Fiscal Policy Review of Arab States 2019
This fiscal review is first in the series following the ESCWA 2017 flagship report “Rethinking Fiscal Policy for the Arab Region”. A major focus of this fiscal policy review 2019 is to create a baseline database on tax reforms undertaken by Arab States during 2010 and 2018, covering personal income tax, corporate income tax, capital gains and dividends, property tax, value added tax and general sales tax. The role of tax expenditure provisions and recent subsidy reforms across the region, as part of fiscal consolidation efforts, are discussed briefly in this review as well. The main objective of the review is to assess the efficiency and progressivity of fiscal policy reforms initiated by the Arab States toward expanding their fiscal space. The findings of the review suggest that the Arab region has witnessed significant economic and political shocks and falling oil prices that have a continuous downside effect on economic growth and buoyancy of revenues starting with global economic downturn in 2008 till 2018. It is a decade of losses across the country clusters in the region albeit there are differences among countries within each cluster.

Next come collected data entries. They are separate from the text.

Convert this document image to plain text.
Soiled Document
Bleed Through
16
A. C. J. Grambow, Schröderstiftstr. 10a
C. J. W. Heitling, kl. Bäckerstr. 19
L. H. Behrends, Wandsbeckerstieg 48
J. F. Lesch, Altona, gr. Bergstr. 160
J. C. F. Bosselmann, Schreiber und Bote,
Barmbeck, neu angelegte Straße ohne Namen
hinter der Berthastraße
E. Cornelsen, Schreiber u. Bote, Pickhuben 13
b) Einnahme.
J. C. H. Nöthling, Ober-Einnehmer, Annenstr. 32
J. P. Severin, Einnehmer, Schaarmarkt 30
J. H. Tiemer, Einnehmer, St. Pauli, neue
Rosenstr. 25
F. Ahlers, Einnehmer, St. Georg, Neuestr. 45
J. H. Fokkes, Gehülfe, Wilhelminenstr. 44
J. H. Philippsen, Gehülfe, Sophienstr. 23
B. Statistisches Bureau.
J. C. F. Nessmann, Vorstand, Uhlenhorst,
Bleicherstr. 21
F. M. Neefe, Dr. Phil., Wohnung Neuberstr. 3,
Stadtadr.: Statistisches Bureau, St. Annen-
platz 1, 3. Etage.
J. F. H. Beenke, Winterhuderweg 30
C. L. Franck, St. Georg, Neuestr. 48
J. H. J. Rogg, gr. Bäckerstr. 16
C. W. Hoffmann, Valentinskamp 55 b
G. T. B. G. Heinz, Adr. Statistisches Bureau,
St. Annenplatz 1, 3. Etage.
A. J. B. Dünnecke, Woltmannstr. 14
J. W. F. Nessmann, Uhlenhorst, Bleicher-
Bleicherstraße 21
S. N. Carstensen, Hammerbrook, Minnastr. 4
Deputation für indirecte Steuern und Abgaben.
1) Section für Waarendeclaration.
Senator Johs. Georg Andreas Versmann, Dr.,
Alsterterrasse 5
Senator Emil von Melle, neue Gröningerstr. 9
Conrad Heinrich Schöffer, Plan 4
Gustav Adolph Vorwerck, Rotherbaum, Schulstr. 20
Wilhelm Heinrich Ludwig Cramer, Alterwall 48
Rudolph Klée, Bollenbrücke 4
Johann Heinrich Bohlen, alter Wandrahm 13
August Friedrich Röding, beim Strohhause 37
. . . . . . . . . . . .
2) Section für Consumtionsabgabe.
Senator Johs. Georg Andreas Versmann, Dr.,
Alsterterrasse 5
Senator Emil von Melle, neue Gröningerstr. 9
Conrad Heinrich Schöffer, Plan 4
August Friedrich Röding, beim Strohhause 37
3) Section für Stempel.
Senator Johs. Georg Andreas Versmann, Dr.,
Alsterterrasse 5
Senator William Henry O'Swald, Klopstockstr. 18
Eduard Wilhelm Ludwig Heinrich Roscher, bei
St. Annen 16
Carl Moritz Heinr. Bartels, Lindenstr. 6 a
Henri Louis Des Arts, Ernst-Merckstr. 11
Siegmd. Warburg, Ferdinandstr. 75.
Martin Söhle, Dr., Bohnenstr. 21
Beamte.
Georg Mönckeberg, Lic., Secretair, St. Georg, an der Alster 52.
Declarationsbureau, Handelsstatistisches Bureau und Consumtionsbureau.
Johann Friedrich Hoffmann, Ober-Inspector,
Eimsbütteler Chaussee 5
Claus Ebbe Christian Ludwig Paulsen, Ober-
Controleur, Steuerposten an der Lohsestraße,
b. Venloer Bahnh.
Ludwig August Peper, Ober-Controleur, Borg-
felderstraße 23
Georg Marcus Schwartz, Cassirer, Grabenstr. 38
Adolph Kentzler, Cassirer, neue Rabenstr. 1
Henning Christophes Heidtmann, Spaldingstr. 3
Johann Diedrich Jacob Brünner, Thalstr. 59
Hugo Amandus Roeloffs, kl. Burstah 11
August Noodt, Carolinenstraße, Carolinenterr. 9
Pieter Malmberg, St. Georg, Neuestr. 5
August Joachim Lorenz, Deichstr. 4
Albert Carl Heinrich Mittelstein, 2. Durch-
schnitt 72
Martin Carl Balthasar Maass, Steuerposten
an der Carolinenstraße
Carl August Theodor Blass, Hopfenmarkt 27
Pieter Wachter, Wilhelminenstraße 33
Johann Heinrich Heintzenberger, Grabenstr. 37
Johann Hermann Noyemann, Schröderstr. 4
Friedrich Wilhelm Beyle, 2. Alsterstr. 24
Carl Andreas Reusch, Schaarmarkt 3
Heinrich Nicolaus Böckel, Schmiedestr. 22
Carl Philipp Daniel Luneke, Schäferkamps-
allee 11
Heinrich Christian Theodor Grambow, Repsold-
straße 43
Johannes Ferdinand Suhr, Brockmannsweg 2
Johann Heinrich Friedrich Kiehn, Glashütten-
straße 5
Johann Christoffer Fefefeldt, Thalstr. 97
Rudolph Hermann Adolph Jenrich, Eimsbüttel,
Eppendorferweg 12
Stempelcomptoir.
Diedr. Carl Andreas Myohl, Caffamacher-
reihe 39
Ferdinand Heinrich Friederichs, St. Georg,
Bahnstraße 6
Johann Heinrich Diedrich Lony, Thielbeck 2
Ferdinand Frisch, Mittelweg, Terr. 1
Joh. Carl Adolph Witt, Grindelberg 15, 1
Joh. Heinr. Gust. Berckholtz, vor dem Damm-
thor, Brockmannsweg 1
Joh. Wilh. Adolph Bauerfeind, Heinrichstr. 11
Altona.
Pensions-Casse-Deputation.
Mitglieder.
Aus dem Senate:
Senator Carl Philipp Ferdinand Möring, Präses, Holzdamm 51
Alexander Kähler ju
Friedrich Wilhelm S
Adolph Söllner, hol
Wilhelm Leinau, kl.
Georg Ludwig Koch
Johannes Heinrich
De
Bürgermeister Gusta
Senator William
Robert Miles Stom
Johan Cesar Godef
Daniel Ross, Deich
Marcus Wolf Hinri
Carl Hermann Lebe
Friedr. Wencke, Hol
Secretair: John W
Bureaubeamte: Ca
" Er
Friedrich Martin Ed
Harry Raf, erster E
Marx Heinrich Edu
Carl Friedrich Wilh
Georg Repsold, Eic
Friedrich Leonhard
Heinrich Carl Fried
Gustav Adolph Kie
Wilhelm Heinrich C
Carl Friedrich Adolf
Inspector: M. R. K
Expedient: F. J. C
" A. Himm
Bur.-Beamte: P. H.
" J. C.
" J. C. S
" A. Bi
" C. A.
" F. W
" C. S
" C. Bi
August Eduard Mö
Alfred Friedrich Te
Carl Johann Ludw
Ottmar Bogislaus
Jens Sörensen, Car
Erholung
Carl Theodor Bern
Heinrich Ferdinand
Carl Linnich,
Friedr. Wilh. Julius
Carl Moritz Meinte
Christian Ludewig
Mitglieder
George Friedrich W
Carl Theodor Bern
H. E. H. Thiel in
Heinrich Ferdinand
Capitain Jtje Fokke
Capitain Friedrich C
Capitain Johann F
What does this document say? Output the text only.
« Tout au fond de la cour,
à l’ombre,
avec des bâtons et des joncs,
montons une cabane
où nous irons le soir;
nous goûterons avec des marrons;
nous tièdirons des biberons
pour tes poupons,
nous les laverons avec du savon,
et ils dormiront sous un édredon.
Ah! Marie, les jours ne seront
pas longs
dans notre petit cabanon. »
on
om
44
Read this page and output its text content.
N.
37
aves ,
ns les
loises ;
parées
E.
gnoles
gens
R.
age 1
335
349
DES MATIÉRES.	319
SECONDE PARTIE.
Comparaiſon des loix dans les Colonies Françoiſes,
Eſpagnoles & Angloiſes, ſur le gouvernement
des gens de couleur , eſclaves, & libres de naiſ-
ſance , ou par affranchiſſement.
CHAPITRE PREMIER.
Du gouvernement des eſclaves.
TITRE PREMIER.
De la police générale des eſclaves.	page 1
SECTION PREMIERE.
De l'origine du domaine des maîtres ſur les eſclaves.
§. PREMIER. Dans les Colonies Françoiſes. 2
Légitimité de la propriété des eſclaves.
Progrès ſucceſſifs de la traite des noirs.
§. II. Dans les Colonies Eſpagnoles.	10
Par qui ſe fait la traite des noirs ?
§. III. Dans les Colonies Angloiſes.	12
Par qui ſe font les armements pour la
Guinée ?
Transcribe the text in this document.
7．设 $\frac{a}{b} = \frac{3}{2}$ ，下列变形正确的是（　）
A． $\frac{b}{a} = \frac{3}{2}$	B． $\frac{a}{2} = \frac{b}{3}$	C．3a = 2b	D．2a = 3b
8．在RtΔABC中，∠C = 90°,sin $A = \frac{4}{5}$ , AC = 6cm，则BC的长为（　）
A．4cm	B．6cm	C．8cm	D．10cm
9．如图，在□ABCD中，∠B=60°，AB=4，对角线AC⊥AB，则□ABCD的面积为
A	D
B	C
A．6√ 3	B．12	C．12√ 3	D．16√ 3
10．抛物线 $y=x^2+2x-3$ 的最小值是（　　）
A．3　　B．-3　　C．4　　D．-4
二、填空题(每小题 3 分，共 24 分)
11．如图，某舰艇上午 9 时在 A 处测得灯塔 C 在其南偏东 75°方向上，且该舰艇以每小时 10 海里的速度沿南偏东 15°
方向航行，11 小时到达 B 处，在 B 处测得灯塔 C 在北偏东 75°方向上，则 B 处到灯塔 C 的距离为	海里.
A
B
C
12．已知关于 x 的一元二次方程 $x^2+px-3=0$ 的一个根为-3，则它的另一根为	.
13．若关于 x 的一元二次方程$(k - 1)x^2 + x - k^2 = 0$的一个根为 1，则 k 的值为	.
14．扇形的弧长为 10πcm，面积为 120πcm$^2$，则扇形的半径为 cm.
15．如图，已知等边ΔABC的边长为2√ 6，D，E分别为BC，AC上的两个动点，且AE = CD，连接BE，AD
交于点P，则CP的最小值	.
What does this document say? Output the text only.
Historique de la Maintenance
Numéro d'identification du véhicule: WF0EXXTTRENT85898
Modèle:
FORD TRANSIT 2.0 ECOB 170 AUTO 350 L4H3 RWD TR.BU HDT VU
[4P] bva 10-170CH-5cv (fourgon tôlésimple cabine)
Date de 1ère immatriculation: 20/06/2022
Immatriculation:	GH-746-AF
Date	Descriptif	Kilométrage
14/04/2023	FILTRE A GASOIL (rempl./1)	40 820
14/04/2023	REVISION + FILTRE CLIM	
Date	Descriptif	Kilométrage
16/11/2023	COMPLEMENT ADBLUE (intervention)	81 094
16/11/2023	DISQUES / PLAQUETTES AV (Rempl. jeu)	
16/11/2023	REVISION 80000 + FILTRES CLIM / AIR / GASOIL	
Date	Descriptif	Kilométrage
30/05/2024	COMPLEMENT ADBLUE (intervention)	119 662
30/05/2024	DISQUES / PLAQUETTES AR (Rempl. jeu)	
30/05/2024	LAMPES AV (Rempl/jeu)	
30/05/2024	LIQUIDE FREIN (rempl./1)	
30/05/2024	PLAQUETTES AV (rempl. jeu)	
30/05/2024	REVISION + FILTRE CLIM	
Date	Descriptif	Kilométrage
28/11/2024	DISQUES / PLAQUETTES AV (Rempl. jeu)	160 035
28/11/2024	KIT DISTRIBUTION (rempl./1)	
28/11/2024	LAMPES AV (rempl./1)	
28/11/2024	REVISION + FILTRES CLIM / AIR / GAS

In oil-rich countries, fiscal policy reforms have targeted to diversify revenue base, whereas in the oil-poor middle income countries, the focus of reforms have been to expand the tax base and undertake fiscal consolidation through subsidy reforms. Questions remain, however, regarding the effectiveness and distributional consequences of these fiscal policy reforms as major reforms have targeted indirect taxes rather than through income or wealth tax reforms. The trends in vulnerabilities to debt and external debt, reduced concessional borrowing, and subdued inflow of foreign direct investments to several reforms remain worrisome in terms of expanding fiscal space. Furthermore, low share of development assistance to sectors that impact the achievement of SDGs the most, such as to health, education, water supply and sanitation, and productive sectors, risk economic progress and progress of SDGs in the region, especially in the low-income countries.